On the other hand, unless you are Adobe or a Flash developer then this doesn't really matter. Apps developed through an interpretor do not compare to those developed natively for the platform. An interpretor just can't provide the same experience.
Some might argue that it doesn't matter and those apps should be allowed on the platform anyway. Personally, I can't too worked about it because, as far I can see, there are already plenty of crappy apps available. Excluding apps that would inevitably be crappy is not a big deal.

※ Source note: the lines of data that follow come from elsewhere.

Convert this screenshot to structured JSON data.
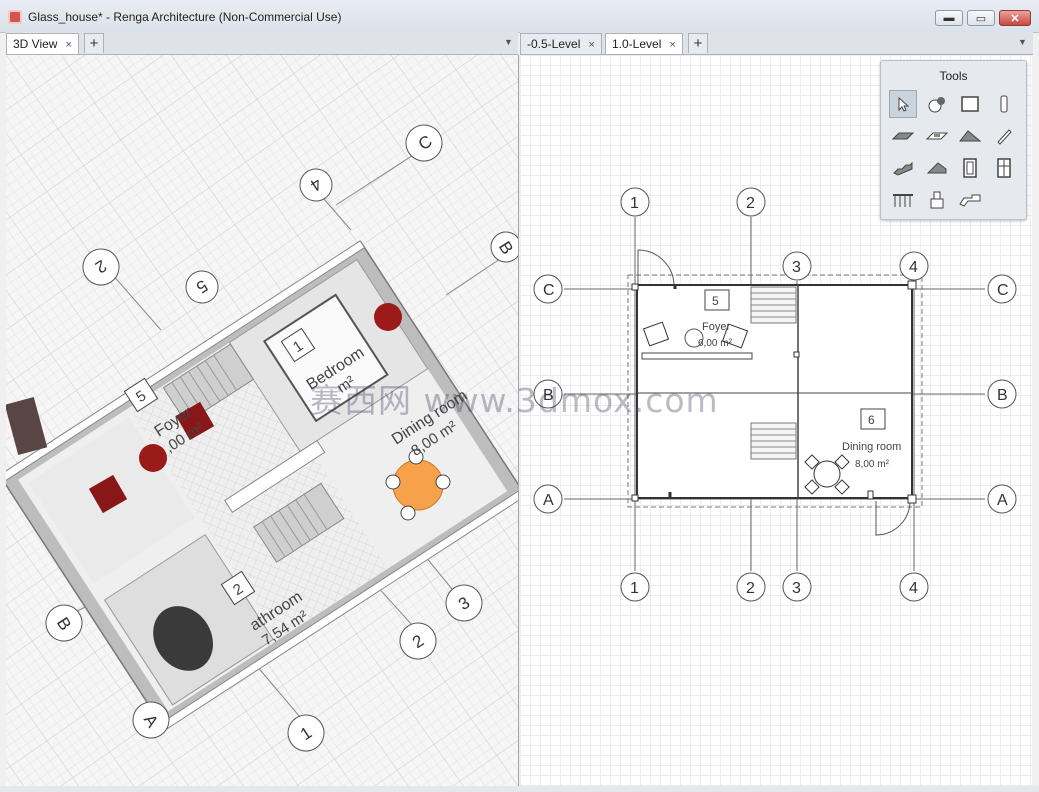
{
  "window": {
    "title": "Glass_house* - Renga Architecture (Non-Commercial Use)",
    "min_glyph": "▬",
    "max_glyph": "▭",
    "close_glyph": "✕"
  },
  "left_tabs": [
    {
      "label": "3D View",
      "close": "×"
    }
  ],
  "right_tabs": [
    {
      "label": "-0.5-Level",
      "close": "×"
    },
    {
      "label": "1.0-Level",
      "close": "×"
    }
  ],
  "tab_add": "+",
  "tab_menu": "▼",
  "tools": {
    "title": "Tools",
    "items": [
      "select-icon",
      "object-style-icon",
      "wall-icon",
      "column-icon",
      "slab-icon",
      "opening-icon",
      "roof-icon",
      "beam-icon",
      "stair-icon",
      "ramp-icon",
      "door-icon",
      "window-icon",
      "railing-icon",
      "equipment-icon",
      "element-icon"
    ]
  },
  "plan": {
    "axes_vertical": [
      "1",
      "2",
      "3",
      "4"
    ],
    "axes_horizontal": [
      "C",
      "B",
      "A"
    ],
    "rooms": [
      {
        "number": "5",
        "name": "Foyer",
        "area": "6,00 m²"
      },
      {
        "number": "6",
        "name": "Dining room",
        "area": "8,00 m²"
      }
    ]
  },
  "model3d": {
    "axes": [
      "C",
      "4",
      "B",
      "2",
      "5",
      "1",
      "2",
      "3",
      "B",
      "A",
      "1"
    ],
    "rooms": [
      {
        "number": "1",
        "name": "Bedroom",
        "area": "m²"
      },
      {
        "number": "5",
        "name": "Foyer",
        "area": ",00 m²"
      },
      {
        "number": "2",
        "name": "athroom",
        "area": "7,54 m²"
      },
      {
        "number": "",
        "name": "Dining room",
        "area": "8,00 m²"
      }
    ]
  },
  "watermark": "赛西网 www.3dmox.com",
  "colors": {
    "accent_orange": "#f7a24a",
    "chair_red": "#9b1a1a",
    "selection": "#c9d3dd"
  }
}
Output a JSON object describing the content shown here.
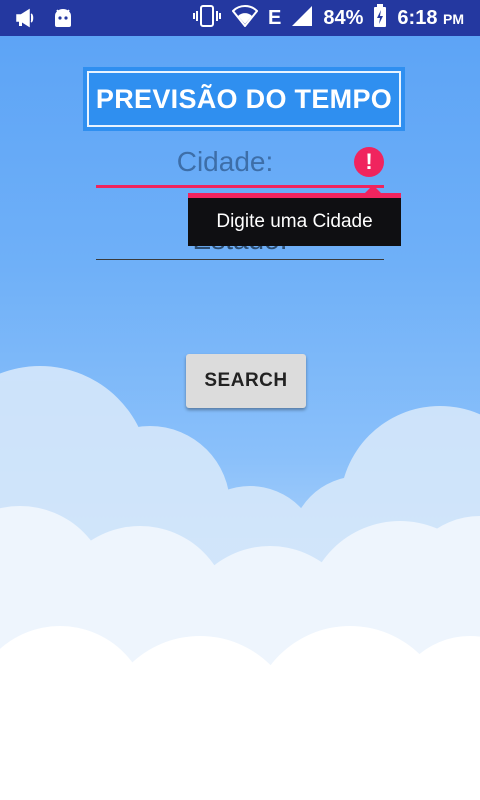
{
  "status_bar": {
    "battery": "84%",
    "network": "E",
    "time": "6:18",
    "ampm": "PM",
    "icons": [
      "megaphone-icon",
      "android-icon",
      "vibrate-icon",
      "wifi-icon",
      "signal-icon",
      "battery-charging-icon"
    ],
    "background": "#2438a0"
  },
  "header": {
    "title": "PREVISÃO DO TEMPO"
  },
  "form": {
    "city_placeholder": "Cidade:",
    "state_placeholder": "Estado:",
    "error_tooltip": "Digite uma Cidade",
    "error_symbol": "!",
    "error_color": "#f0245e"
  },
  "actions": {
    "search_label": "SEARCH"
  }
}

Apple's priority should be encouraging more high quality apps from developers and doing a better job of pushing great apps to the forefront.
Having said that, I don't really notice the speed issue on Mac or Win anymore as a) all my machines are current / fast and b) none of the machines I actually spend meaningful time in front of have platter drives anymore.
Ironically, Apple users have a far fewer choice of decent alternatives to manage and listen to their libraries with once they start to probe the limits of iTunes. There's Songbird (which is still buggier than a 3-day-old corpse in August) and... well, that's pretty much it. That also incidentally belies the 'quality over quantity' argument that Apple advocates used to use at the drop of a hat.
Some of the (inevitably Apple) dev-originating arguments about app quality and watering down the uniqueness of each platform is at the most fundamental level bogus especially nowadays: Lazy developers make crappy apps.